‘The Worn Archive’ Is the One Fashion Book You Need to Buy This Year

Share:

Judging by any magazine you might grab off the shelf, writing about fashion in a smart way that doesn’t alienate anybody due to their race, gender, sexual orientation, clothing size, and economic background is a massive — and at times impossible — task. At the end of the day, fashion is a commodity, and if the Vogue writers don’t sell fashion to the right consumers (ones with money), then most big fashion magazines will cease to be. Media and the industries it covers (be it film, publishing, automotive, etc.) have always made strange bedfellows, as one really does need the other to thrive. Yet the way fashion is covered by mainstream media, and the complaints audiences have long held how they hold up an impossible standard for many in terms of body image and what is affordable, it sometimes feels like fashion magazines, filled with more pages of ads than articles, are basically big catalogs with a little bit of editorial copy added in for good measure.

Founded in 2005 by Serah-Marie McMahon, Worn has been a welcomed antidote to the tired fashion magazine formula. More a community than a major media conglomerate, the Toronto-based magazine has to date put out 18 issues, operating under a set of basic guidelines laid out in their FAQ, including their somewhat revolutionary approach to advertising:

We’ve structured our sales to guarantee that the majority of our revenue comes from our readership — they alone ensure our survival. We accept advertising but maintain complete creative control separate from our advertisers. Our advertisers think WORN is worth supporting and our readers worth informing, and applaud our policy of independence.

Now, with The Worn Archive, a collection of some of the magazine’s best pieces, readers old and new have an opportunity to see what makes Worn so special. With pieces like “Beauty as Duty,” with the subtitle, “Patriotism, patriarchy, and personal style during wartime,” the book is a fitting a tribute to Worn’s past, but the collected articles that make it up come together and make the book the one fashion book that anybody interested in fashion, journalism, or even how a print magazine can operate these days should own.

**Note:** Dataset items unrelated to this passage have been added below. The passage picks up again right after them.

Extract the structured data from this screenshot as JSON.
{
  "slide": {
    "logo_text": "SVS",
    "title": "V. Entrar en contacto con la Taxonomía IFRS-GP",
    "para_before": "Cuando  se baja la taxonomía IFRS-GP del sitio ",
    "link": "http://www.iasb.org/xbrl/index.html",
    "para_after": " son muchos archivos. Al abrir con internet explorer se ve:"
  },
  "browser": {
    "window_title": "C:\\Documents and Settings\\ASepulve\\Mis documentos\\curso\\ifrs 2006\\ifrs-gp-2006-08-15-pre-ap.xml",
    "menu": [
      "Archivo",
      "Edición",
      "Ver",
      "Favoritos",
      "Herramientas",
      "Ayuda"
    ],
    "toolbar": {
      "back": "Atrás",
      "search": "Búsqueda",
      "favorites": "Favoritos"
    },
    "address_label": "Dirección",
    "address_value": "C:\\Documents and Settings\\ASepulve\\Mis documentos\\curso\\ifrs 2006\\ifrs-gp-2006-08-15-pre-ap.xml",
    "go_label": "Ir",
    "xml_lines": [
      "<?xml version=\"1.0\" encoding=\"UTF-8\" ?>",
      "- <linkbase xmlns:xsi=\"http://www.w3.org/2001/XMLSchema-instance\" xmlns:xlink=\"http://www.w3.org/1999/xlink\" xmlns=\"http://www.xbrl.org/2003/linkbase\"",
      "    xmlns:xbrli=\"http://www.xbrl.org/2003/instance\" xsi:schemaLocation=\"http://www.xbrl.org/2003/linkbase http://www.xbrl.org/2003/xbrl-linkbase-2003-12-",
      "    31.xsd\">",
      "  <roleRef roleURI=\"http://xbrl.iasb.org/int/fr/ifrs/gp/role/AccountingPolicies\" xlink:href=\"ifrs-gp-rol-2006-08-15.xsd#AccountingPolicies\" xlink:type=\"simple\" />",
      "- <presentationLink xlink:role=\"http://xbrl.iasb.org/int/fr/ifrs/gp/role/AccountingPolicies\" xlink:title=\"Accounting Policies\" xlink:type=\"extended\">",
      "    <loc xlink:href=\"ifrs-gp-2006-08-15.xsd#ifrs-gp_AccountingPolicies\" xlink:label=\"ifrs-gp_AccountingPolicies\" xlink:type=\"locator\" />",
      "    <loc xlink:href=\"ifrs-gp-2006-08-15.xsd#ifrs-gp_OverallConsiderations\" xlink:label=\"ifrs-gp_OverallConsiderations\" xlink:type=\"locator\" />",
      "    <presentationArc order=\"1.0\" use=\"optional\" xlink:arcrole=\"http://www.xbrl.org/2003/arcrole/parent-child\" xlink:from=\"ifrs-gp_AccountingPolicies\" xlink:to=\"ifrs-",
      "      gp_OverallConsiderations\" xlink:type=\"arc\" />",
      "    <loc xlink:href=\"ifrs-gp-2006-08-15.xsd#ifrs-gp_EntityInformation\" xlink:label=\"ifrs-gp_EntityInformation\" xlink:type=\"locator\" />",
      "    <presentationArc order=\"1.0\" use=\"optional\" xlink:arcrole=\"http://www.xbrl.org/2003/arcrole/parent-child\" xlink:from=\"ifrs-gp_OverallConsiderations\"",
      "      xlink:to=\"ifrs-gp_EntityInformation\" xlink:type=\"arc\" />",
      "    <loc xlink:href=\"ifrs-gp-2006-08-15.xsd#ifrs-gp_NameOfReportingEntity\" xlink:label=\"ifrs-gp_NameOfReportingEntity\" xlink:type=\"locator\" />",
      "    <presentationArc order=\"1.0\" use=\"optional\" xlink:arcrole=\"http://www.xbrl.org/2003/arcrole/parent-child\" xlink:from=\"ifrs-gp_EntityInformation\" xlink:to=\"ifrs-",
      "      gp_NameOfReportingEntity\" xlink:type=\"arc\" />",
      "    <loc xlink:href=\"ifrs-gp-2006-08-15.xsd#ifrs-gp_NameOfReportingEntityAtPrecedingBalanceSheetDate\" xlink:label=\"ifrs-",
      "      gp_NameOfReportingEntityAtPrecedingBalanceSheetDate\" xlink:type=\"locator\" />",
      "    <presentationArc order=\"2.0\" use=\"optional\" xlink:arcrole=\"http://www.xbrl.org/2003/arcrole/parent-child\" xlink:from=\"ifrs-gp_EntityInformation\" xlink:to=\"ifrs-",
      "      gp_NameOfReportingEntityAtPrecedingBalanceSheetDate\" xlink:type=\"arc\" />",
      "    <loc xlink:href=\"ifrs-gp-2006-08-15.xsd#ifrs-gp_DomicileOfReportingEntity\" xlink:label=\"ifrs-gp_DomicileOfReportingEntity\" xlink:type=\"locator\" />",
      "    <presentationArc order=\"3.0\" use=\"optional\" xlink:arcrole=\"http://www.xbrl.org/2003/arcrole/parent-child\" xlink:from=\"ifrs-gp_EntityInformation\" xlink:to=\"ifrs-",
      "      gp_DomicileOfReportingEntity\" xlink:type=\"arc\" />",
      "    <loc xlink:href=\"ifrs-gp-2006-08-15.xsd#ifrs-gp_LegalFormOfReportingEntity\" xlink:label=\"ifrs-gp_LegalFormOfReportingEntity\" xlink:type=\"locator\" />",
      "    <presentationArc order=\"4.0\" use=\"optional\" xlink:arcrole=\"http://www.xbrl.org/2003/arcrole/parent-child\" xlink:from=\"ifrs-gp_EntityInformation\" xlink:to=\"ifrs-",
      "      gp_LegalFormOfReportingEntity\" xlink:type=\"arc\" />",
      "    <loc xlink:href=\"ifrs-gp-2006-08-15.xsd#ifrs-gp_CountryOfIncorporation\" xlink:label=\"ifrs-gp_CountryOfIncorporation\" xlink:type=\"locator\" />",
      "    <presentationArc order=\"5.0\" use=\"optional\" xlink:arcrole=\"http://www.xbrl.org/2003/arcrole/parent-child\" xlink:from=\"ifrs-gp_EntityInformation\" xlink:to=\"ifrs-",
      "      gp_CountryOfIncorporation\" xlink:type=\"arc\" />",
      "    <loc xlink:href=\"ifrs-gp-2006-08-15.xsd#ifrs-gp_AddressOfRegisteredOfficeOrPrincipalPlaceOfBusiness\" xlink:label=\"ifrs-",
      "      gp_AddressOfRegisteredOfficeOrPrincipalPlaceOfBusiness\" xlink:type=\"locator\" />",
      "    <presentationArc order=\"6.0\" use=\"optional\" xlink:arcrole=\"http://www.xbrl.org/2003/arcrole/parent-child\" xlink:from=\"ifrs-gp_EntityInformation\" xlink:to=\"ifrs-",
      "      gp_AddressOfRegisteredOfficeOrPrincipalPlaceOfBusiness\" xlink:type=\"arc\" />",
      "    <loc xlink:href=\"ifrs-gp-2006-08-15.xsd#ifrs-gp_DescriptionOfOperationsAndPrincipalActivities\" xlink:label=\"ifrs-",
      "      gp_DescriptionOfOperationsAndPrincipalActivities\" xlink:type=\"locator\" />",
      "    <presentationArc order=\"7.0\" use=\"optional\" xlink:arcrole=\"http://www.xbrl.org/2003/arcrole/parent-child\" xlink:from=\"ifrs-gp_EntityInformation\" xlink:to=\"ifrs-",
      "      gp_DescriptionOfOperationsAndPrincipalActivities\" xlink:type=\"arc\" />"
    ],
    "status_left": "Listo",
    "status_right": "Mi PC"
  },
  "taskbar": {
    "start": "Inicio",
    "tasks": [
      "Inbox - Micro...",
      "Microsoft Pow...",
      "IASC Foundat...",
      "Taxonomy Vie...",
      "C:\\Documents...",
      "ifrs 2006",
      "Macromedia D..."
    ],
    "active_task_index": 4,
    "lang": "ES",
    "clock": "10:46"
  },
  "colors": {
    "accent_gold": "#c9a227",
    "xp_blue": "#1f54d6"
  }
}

From emulating matriarchal style with “The Mom Project,” to pieces on how to properly wash your clothes, what makes The Worn Archive special is that it takes fashion and style and makes them what they should be: empowering. The entire book is filled with articles aimed at letting anybody in on the secret that style and stylishness is attainable. It has fascinating and well-researched articles on the evolution of the airline stewardess dress, along with “How the safety pin became a revolutionary fashion accessory,” and, like any book put out by Drawn & Quarterly, it looks great. Put it all together, and you have one very necessary book.